Carbon neutral teamwork
Other colleges are teaming up to reduce their carbon footprint. Five New England colleges—Amherst, Hampshire, Smith and Williams in western Massachusetts, along with Bowdoin in Maine—have combined their buying power to launch a solar farm in Farmington, Maine, University Business reported in 2018.
The facility will create enough electricity each year to power about 5,000 New England homes.“Students experience a cognitive dissonance,” Dano Weisbord, Smith’s director of sustainability and planning, told UB. “They learn in class that climate change is bad yet they see that we use a lot of fossil fuel to run a campus.”
In other sustainability efforts, more campus are offering plant-based meats in their dining halls.
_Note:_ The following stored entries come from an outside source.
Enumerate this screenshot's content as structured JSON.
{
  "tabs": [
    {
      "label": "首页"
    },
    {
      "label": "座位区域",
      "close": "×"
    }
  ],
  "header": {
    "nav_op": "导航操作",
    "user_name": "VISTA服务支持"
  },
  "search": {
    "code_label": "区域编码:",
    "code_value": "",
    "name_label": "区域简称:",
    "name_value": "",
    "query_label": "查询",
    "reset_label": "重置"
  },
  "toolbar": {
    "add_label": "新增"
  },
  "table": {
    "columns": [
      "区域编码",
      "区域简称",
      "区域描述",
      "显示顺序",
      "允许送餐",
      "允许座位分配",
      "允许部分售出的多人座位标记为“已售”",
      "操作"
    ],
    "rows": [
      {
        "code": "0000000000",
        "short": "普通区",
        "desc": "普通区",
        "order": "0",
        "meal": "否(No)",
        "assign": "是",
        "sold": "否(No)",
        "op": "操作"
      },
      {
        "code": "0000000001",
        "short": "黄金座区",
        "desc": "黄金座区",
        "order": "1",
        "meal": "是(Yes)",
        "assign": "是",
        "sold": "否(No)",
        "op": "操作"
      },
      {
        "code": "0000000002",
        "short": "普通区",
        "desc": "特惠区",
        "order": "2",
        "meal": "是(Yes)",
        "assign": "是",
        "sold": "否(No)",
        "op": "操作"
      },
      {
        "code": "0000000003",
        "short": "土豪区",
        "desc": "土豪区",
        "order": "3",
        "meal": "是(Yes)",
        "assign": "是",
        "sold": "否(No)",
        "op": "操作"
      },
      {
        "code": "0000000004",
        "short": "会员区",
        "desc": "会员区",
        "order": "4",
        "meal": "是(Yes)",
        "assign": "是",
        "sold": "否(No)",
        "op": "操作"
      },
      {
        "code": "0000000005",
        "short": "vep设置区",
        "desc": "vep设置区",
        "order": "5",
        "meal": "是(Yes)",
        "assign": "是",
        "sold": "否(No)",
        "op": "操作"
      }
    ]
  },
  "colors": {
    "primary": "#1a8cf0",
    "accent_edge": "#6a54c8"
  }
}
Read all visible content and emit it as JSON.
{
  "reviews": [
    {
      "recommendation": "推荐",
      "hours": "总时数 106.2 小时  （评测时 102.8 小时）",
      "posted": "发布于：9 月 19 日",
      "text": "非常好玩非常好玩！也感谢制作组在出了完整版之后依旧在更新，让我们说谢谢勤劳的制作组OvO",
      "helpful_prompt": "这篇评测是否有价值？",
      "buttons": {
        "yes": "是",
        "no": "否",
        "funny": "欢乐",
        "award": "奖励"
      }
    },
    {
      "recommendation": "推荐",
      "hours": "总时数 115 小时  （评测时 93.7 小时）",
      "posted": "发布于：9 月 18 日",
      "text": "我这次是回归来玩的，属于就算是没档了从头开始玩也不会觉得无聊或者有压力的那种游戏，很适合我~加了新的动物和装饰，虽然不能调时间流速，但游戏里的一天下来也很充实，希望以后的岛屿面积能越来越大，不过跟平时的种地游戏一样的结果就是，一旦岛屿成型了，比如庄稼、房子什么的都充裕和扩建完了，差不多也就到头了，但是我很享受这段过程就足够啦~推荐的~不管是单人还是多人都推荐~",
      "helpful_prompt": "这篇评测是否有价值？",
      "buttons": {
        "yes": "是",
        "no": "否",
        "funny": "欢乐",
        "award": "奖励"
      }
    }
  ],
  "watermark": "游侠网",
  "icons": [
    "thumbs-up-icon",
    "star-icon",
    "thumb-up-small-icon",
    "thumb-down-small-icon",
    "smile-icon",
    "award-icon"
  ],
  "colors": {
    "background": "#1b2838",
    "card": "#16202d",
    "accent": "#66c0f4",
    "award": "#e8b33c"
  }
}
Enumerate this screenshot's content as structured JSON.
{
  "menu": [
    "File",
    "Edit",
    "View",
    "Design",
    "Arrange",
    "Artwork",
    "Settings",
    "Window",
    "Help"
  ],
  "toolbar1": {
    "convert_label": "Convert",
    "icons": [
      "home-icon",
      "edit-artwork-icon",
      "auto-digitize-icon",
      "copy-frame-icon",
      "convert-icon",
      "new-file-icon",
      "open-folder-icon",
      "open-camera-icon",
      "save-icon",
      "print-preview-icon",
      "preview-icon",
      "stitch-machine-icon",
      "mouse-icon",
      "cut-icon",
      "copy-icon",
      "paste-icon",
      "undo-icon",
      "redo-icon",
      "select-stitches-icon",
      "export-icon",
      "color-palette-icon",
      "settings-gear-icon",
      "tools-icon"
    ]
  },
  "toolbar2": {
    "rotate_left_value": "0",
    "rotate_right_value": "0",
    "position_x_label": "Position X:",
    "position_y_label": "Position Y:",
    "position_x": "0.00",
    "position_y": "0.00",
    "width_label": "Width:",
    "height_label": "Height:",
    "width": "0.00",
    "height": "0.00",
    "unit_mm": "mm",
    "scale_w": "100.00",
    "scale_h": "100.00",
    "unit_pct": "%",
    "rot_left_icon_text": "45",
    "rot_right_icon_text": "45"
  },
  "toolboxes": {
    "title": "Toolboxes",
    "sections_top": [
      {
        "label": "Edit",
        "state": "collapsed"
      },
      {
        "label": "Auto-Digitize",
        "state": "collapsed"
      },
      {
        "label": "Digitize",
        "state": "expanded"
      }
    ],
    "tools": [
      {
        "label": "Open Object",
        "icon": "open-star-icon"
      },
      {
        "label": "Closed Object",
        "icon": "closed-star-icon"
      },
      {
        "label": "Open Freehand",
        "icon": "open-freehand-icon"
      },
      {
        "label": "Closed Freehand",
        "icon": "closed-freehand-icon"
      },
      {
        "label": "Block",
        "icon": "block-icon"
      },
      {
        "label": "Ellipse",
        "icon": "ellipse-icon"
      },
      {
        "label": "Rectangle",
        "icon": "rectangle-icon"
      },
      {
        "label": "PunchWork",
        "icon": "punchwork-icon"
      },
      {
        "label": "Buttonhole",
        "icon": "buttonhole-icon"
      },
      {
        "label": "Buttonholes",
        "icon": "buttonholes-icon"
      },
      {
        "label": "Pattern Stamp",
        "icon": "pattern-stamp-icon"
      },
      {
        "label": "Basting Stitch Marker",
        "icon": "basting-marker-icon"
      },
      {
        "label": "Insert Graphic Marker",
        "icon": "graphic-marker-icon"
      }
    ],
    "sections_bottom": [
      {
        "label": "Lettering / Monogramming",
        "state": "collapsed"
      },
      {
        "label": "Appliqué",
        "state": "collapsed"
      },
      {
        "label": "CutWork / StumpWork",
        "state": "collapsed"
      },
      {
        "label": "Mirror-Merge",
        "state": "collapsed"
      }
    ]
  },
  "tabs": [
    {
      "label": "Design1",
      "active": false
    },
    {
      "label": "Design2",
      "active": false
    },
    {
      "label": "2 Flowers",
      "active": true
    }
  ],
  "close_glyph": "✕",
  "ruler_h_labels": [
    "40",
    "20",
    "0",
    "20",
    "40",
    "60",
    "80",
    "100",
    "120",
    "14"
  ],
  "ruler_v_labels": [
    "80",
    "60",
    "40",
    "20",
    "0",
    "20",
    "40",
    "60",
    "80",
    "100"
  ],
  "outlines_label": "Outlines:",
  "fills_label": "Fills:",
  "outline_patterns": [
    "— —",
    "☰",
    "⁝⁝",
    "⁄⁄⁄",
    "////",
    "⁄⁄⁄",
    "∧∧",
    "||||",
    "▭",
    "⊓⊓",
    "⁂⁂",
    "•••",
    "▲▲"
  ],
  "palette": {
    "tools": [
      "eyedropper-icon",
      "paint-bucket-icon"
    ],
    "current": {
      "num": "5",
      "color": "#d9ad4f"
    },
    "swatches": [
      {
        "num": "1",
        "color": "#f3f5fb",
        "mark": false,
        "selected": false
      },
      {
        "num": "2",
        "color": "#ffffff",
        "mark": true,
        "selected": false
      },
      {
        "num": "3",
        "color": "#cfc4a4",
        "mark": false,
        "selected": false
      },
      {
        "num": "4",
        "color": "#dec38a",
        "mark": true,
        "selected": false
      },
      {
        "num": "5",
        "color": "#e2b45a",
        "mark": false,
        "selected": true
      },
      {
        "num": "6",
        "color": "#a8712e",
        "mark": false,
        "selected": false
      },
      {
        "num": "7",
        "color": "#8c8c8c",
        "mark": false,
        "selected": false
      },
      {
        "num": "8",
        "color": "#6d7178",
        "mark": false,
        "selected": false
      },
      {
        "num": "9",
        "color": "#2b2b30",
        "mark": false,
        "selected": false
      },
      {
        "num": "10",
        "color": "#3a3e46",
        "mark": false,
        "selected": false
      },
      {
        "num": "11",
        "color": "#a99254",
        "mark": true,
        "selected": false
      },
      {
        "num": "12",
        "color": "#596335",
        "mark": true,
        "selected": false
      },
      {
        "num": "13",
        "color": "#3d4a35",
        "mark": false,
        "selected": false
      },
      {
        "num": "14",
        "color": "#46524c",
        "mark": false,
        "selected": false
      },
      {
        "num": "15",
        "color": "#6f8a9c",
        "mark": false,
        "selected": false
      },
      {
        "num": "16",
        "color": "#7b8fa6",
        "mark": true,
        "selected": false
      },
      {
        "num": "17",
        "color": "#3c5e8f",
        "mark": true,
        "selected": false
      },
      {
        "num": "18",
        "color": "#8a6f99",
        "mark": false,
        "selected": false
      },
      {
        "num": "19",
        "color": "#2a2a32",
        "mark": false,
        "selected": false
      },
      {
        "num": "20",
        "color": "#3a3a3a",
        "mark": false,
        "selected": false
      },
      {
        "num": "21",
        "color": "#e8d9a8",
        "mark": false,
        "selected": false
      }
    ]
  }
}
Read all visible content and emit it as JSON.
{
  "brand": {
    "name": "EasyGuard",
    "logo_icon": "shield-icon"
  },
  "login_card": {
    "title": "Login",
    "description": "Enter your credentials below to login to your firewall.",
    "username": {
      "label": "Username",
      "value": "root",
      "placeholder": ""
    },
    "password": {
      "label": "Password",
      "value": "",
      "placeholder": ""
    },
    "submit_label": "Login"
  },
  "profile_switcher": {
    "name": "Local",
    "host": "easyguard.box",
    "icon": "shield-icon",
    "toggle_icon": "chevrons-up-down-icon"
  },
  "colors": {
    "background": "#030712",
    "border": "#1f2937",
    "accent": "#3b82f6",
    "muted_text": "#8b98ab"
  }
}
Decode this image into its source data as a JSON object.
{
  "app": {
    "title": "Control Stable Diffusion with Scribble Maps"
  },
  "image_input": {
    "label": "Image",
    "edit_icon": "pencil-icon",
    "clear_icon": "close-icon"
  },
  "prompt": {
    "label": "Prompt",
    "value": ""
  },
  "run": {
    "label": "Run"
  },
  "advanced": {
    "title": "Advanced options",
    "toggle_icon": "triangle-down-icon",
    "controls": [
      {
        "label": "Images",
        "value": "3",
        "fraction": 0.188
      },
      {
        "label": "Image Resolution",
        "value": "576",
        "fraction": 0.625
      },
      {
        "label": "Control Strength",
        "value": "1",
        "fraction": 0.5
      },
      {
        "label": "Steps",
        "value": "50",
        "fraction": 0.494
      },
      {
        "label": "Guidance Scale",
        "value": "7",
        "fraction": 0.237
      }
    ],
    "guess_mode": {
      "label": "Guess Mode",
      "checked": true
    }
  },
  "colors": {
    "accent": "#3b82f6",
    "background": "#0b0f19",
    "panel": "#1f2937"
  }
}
Cornell University (New York), Unity College (Maine), Vanderbilt University (Tennessee) the University of Chicago, and Yale University have all added plant-based proteins to their meal plans, UB reported in October.
Some meatless meats cost more than their conventional counterparts. Rather than increasing meal plan fees to cover the higher prices, Adam Millman, senior director of dining at Yale, focuses on balancing the cost of the overall menu.
“The Beyond Meat burger is not a product we’re selling hundreds of every day,” Millman told UB. “On the days we do offer it, we look at the overall menu and offset [its higher cost] with things that have a little bit of a lower cost.”